As valuable as Florida may be as the nation’s largest swing state and as airtight as its elections were in 2018, there is no evidence that hackers penetrated the Sunshine State’s voting systems in 2018, the state’s new elections chief Mike Ertel told a House subcommittee Thursday.
“In Florida, we spend millions of dollars on cybersecurity and ensuring that our system was not penetrated by any external forces. And to our knowledge, there have not been any penetrations of the system. Which is amazing,” Ertel told the Florida House Oversight, Transparency and Public Management Subcommittee Thursday morning.
Earlier this month Gov. Ron DeSantis elevated Ertel to Florida Secretary of State from the position of the Seminole County Supervisor of Elections. There, he was among the more outspoken of county supervisors of elections in talking about and defending the security and integrity of elections systems.
He talked about building a “cyber moat” around Seminole elections data.
He told the committee that the stakes probably are higher in Florida than in any other state heading toward the next presidential election, considering the issues of cybersecurity breaches in the 2016 election.

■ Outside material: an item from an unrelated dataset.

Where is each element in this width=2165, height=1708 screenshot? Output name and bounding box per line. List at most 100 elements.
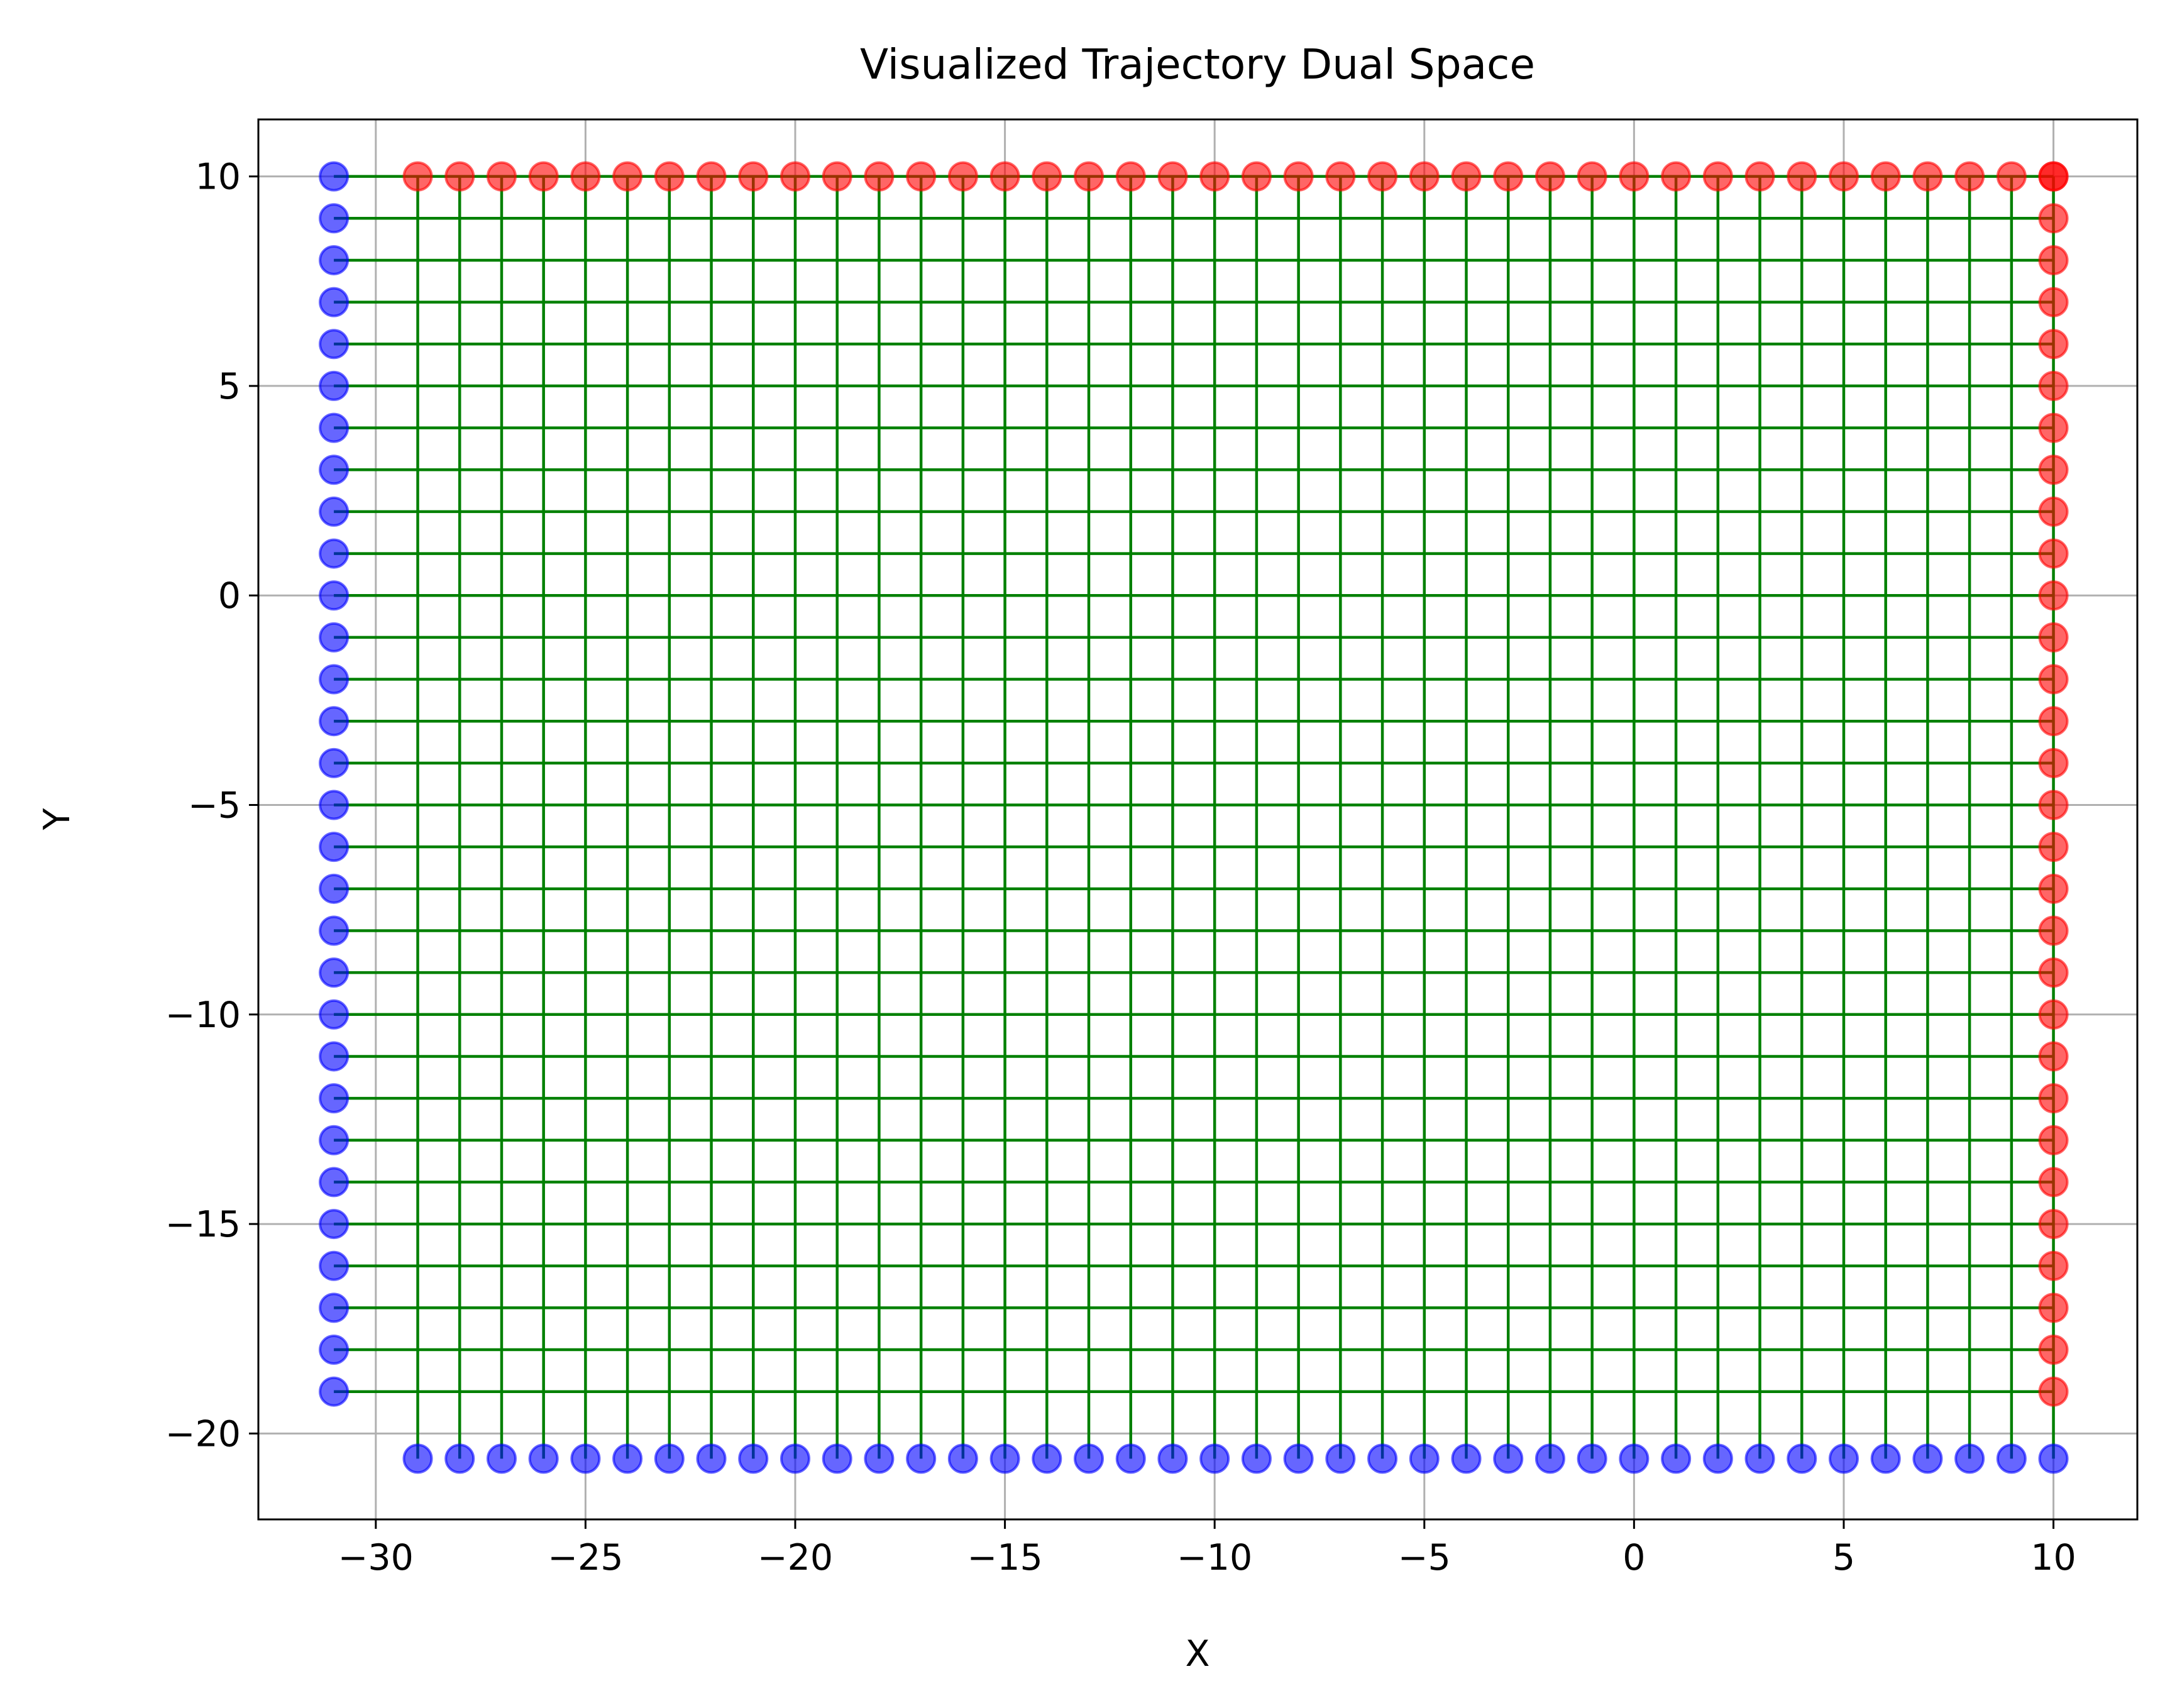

“When you consider, and Chairman [Scott] Plakon talked a minute ago about Florida being the largest swing state, we are the swing state. Make no mistake about it; with the number of electoral votes we have. And the direction we can go from one election to another” Ertel said. “We’ve learned this in November, with the recounts, how tight this state is. We are the swing state.”
“And so if anyone is going to target a state for a presidential election, we fully recognize we need to defend against that. And while it didn’t happen in 2018, just because your quarterback hasn’t been sacked doesn’t mean you bench your left tackle. What you do is make sure you continue to protect that quarterback, continue to protect that system. And that’s what we’re going to do in 2019 and 2020 and beyond.”
In other news, Ertel said the flurry of voting and elections lawsuits the state saw last year, at least 13, has been narrowed to five active cases.
They cover on-campus early voting sites, ballot design having to do with the ordering of candidates, availability of ballots in Spanish in some locations, voter signature matching, and procedures to preserve ballot images.
He vowed to defend Florida law in each case, to assure adherence to Flordia law and provide consistency in elections management.
But Ertel declined to go into much detail on those cases, as the lawsuits are pending.